Пьетро закричал. И бросился бежать.
Подальше от Алессио, от палатки, от маслянистого озера, полного ужасных загадок.
Вниз по тропинке.
Прочь.
Но бежал он недолго.
Через пару десятков метров Пьетро почувствовал, что больше не может даже идти. Кости хрустели, как стебли камыша на ветру. Пьетро зажмурился, а потом снова открыл глаза, обливаясь кровавыми слезами. Сделал последний шаг, упал на землю и остался лежать, спиной в пыли, головой между камней.
Он знал, что больше не встанет.
Прежде чем ослепнуть, прежде чем испустить свой последний крик, который услышат лишь тысячелетние вершины, он чуть приподнял голову и в последний раз посмотрел на озеро.
На поверхность, рисуя на мертвой воде знаки тайного языка, всплывали серые тени трилобитов.
Двухъярусная кровать
Я сплю наверху, а Стю внизу.
Вообще-то моего брата зовут Стефано, то есть Сте, но я всегда называю его Стю, потому что он дурачок. И все время писается по ночам. Да, он меня младше, ну и что?

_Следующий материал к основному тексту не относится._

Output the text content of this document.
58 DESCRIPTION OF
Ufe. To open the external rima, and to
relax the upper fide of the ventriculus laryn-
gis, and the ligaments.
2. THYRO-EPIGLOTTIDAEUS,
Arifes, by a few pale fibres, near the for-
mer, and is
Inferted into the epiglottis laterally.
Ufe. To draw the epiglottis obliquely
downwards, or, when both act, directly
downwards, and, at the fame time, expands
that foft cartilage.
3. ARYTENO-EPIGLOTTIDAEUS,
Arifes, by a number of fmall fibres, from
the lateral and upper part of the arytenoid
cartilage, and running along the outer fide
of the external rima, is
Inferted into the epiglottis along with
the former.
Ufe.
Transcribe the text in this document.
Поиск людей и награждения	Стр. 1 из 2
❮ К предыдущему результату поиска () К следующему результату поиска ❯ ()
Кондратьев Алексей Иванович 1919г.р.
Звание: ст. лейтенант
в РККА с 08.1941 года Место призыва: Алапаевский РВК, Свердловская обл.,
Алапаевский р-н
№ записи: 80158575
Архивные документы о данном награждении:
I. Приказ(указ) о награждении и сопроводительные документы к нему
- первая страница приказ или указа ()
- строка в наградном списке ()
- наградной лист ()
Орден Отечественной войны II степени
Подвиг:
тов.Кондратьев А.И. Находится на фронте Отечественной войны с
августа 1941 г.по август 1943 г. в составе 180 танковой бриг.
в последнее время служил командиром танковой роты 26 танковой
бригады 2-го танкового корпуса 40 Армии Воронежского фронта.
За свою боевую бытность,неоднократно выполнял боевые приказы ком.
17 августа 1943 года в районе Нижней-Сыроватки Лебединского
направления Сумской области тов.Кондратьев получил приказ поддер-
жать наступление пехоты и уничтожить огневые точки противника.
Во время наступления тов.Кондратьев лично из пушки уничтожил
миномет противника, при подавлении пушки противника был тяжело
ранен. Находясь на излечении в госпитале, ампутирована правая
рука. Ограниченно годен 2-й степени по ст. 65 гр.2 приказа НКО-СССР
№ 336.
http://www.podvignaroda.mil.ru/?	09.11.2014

Он, конечно, не идеальный, и я часто прикалываюсь над ним, но мама с папой любят его больше, а на меня почти не обращают внимания… Я не в обиде – он мой брат, и я его тоже люблю.
По вечерам родители рано отправляют Стю в постель. Потому что он маленький и утром должен идти в детский сад. И каждый вечер он хнычет, что хочет спать с ними. Ему четыре. Мне семь с половиной, и я могу ложиться, когда хочу. Ну, почти. Скажем так, ложусь, когда хочу спать.
Сижу, смотрю с мамой и папой телевизор или валяюсь на ковре и играю сам с собой. Потом, когда начинаю зевать, папа качает головой, а мама говорит: «Иди спать, забирайся наверх», я захожу в туалет, посылаю воздушный поцелуй маме с папой с порога их комнаты и иду в детскую.